Cette fois, la tête de Raymond est réclamée par de nombreux observateurs. Le climat nauséabond dans lequel a baigné l'équipe de France a causé une fracture au sein du groupe et les clans s'opposent de façon insidieuse, prémices de ce qui se passera en 2010 à plus grande échelle. Critiqué par de nombreux anciens internationaux (Dugarry, Larqué, Lizarazu etc) qui lui préfèrent Deschamps mais soutenu par quelques cadres (Vieira, Ribéry, Henry) qui craignent pour leur statut et par la FFF (Jean-Pierre Escalettes, Gérard Houllier) sans oublier les cautions sportives que sont Michel Platini et Aimé Jacquet, vraies références du football hexagonal, Raymond Domenech s'en sort in extremis. Les éliminatoires de la Coupe du monde débutent très mal pour les Bleus qui perdent en Autriche et sont à deux doigts de faire de même en Roumanie (0-2 puis 2-2 grâce à un bon Ribéry et un excellent Gourcuff qui se révèle sous le maillot frappé du coq). C'est oublié que la Fédération avait fortement incité le sélectionneur à repartir avec les trois points Au lieu de cela, ce nul roumain s'apparente à une petite victoire morale qui conforte "Raymond la science". Les Bleus ont échappé au pire mais ils poursuivront leur parcours cahin-caha (courts succès sur la Lituanie ou les Iles Féroé, match nul en Serbie à 10 contre 11, Lloris étant sévèrement exclu d'emblée) jusqu'à finir à une peu reluisante deuxième place synonyme de barrage. L'absence de style de jeu reste criante. On se s'étendra pas sur la double confrontation franco-irlandaise (arrêts décisifs de Lloris, domination des Verts au Stade de France, main d'Henry qui offre le but à Gallas, manque de fair play du staff tricolore etc), tout a déjà été dit.
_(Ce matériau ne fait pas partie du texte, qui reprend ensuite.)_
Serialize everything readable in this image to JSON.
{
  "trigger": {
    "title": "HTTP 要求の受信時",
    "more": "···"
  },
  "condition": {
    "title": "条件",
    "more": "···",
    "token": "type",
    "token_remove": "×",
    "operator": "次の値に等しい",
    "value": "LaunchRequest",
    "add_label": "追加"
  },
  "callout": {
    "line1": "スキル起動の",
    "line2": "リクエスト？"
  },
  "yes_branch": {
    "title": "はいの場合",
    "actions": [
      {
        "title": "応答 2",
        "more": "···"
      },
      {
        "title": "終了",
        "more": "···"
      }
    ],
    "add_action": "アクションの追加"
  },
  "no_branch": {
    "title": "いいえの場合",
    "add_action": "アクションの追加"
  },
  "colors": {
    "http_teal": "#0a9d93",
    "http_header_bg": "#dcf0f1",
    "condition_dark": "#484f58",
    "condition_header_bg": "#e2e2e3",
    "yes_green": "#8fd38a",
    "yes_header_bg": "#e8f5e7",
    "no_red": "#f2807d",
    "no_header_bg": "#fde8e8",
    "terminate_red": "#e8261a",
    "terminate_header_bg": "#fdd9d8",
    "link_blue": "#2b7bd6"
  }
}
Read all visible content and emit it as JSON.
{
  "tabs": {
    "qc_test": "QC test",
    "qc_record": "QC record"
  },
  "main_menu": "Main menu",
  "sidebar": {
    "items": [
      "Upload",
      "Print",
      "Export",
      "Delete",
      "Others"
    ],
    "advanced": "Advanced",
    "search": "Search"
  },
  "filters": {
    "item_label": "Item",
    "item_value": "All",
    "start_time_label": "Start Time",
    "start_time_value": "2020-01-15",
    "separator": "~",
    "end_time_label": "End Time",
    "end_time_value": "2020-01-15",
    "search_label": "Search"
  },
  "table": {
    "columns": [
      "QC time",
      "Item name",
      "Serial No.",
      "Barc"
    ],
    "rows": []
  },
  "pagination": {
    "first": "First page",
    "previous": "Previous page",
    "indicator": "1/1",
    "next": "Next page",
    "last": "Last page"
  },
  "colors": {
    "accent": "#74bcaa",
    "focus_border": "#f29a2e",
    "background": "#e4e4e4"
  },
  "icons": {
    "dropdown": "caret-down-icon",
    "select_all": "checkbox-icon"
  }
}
La fracture entre l'équipe de France et son public ne cesse de s'agrandir et rien, si ce n'est le départ annoncé de Domenech (remplacé par Laurent Blanc après le Mondial 2010), ne semble en mesure de stopper l'hémorragie. Le cur des supporters saigne car ils pressentent bien que ce groupe ne peut pas réaliser de grandes choses. Seul un entraineur à poigne et au palmarès incontestable (Mourinho, Capello, Hiddink) aurait pu gérer les egos de joueurs dont l'amour de l'argent dépasse celui du maillot. La débâcle de cet été sud-africain n'était pas évitable avec Raymond aux commandes. Etre un franc tireur, un artiste-intello suffisant, un personnage en décalage complet avec son milieu n'a pas permis à Domenech de remporter un grand titre avec les Bleus. Pire, depuis quatre ans, personne n'a vibré sur une seule prestation de cette équipe de pseudo stars dirigée par un Catalan aux sourcils rocailleux. Raymond Domenech ne laissera aucun regret aux fans de foot. Son record de matches dirigés en équipe de France ne signifie qu'une chose: il était plus que temps de mettre un terme à cette erreur de casting. A cette supercherie.